Jim Rogers Talks Bitcoin
Famous investor Jim Rogers shared his prediction about the future bitcoin and cryptocurrency in an interview with Asahi Shimbun Singapore branch manager Koji Nishimura, published on Friday. Rogers cofounded the Quantum Fund in 1973 with billionaire investor George Soros, which was considered one of the most successful hedge funds in its heyday. They earned a 4,200% return over 10 years through 1980 compared to 47% for the S&P 500.
Rogers believes that if cryptocurrency succeeds in being used as money, instead of primarily for speculation, governments will intervene, making it illegal in order to stop its use. For this reason, “I believe that the [value of] virtual currencies represented by bitcoin will decline and eventually become zero,” he told the publication. “It is hard for us to move money without the control of the government,” Rogers said, elaborating:
The government wants to know everything. Controllable electronic money will survive, and virtual currencies beyond the influence of the government will be eliminated.
Rogers explained that cryptocurrency markets are volatile, particularly during the global economic crisis. “Even though cryptocurrencies did not even exist a few years ago, in the blink of an eye, they become 100 and 1,000 times more valuable … This is a clear bubble and I don’t know the right price,” he opined, emphasizing that cryptocurrency is not an investment but gambling.
He proceeded to talk about electronic money. “Governments like electronic money because with electronic money, you can keep track of when, where, who spent and how much. Governments will have more control over people through electronic money,” the investing guru described. “Electronic money has a low issuing cost. Cash must be printed, carried and counted. It is expensive for the government.”
However, cryptocurrencies beyond the control of governments will not be accepted as money, Rogers believes, adding that those who work on cryptocurrencies think they are “smarter than the government.” However, “the government has something that those who work with virtual currencies don’t have. It’s a gun.” For this reason, he said, “I believe that virtual currency will disappear eventually.”
He believes that governments will never let bitcoin be used as money. “Only 100 years ago, we could use whatever we liked as money. You could use coins, gold, silver, or shells. Banks could also print the bills themselves. That was legal,” he was quoted as saying. However, in the mid-1930s, the Bank of England declared that using any type of money other than the money it issued was illegal, Rogers pointed out. As a result, “no one used money other than that issued by the Bank of England,” he described, predicting that the same will happen to cryptocurrency.
While admitting that a society where governments “know too much about our actions” is “unfavorable,” he believes that cryptocurrency “beyond the control of the government will not be widely distributed as money.”

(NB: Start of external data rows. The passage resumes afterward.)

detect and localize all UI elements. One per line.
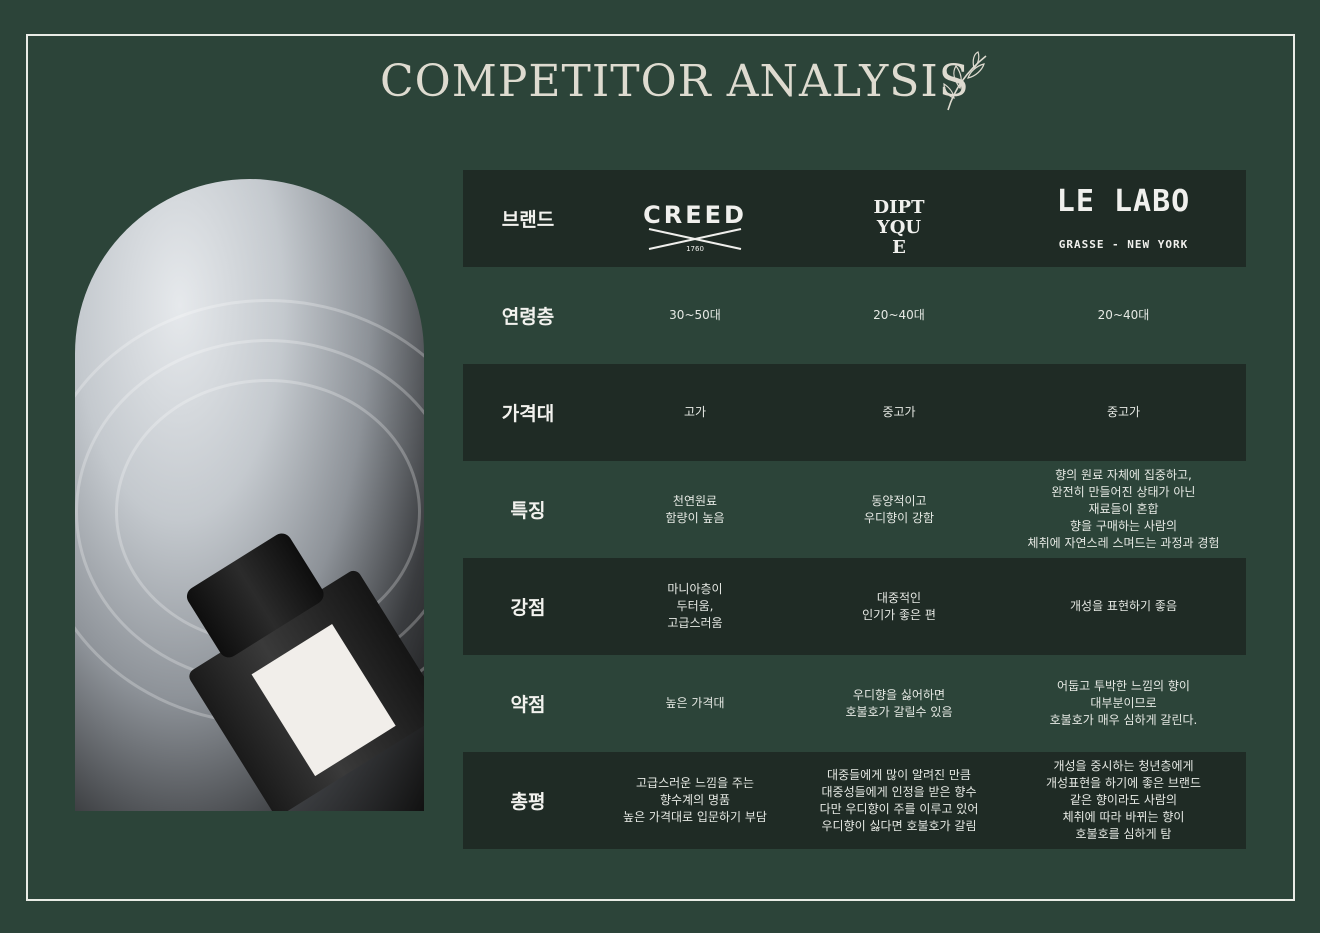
page-frame [26,34,1295,901]
header-label: 브랜드 [501,209,555,231]
table-cell: 30~50대 [669,308,721,322]
table-row: 강점 마니아층이 두터움, 고급스러움 대중적인 인기가 좋은 편 개성을 표현… [463,558,1246,655]
brand-creed-logo: CREED 1760 [593,178,797,260]
table-cell: 대중적인 인기가 좋은 편 [862,590,936,622]
table-cell: 개성을 중시하는 청년층에게 개성표현을 하기에 좋은 브랜드 같은 향이라도 … [1046,759,1201,841]
row-label: 가격대 [501,403,555,425]
table-cell: 동양적이고 우디향이 강함 [863,493,935,525]
table-row: 연령층 30~50대 20~40대 20~40대 [463,267,1246,364]
svg-text:DIPT: DIPT [874,197,926,218]
brand-creed-name: CREED [643,201,747,229]
row-label: 약점 [510,694,546,716]
table-header-row: 브랜드 CREED 1760 DIPT YQU E LE LABO GRASSE… [463,170,1246,267]
table-cell: 중고가 [882,405,916,419]
table-cell: 고급스러운 느낌을 주는 향수계의 명품 높은 가격대로 입문하기 부담 [623,776,767,824]
page-title: COMPETITOR ANALYSIS [380,56,970,107]
table-cell: 어둡고 투박한 느낌의 향이 대부분이므로 호불호가 매우 심하게 갈린다. [1049,679,1198,727]
brand-lelabo-sub: GRASSE - NEW YORK [1058,237,1189,251]
table-cell: 높은 가격대 [665,696,725,710]
svg-text:YQU: YQU [876,217,922,238]
leaf-sprig-icon [943,51,987,111]
row-label: 연령층 [501,306,555,328]
brand-creed-year: 1760 [686,245,704,253]
row-label: 강점 [510,597,546,619]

While Rogers is not bullish on cryptocurrency, many institutional investors are increasingly interested in investing in this asset class. Fidelity Digital Assets recently conducted a survey of about 800 institutional investors in Europe and the U.S. and found that 80% of them find cryptocurrency appealing, while 60% feel cryptocurrencies have a place in their portfolios. Grayscale Investments also sees increasing demand for crypto investments.
Well-known hedge fund managers such as Paul Tudor Jones have been growing their bitcoin holdings. Jones said he has about 2% of his assets in bitcoin. Other billionaire investors who are bullish on bitcoin include Virgin Galactic chairman Chamath Palihapitiya and Galaxy Digital CEO Mike Novogratz.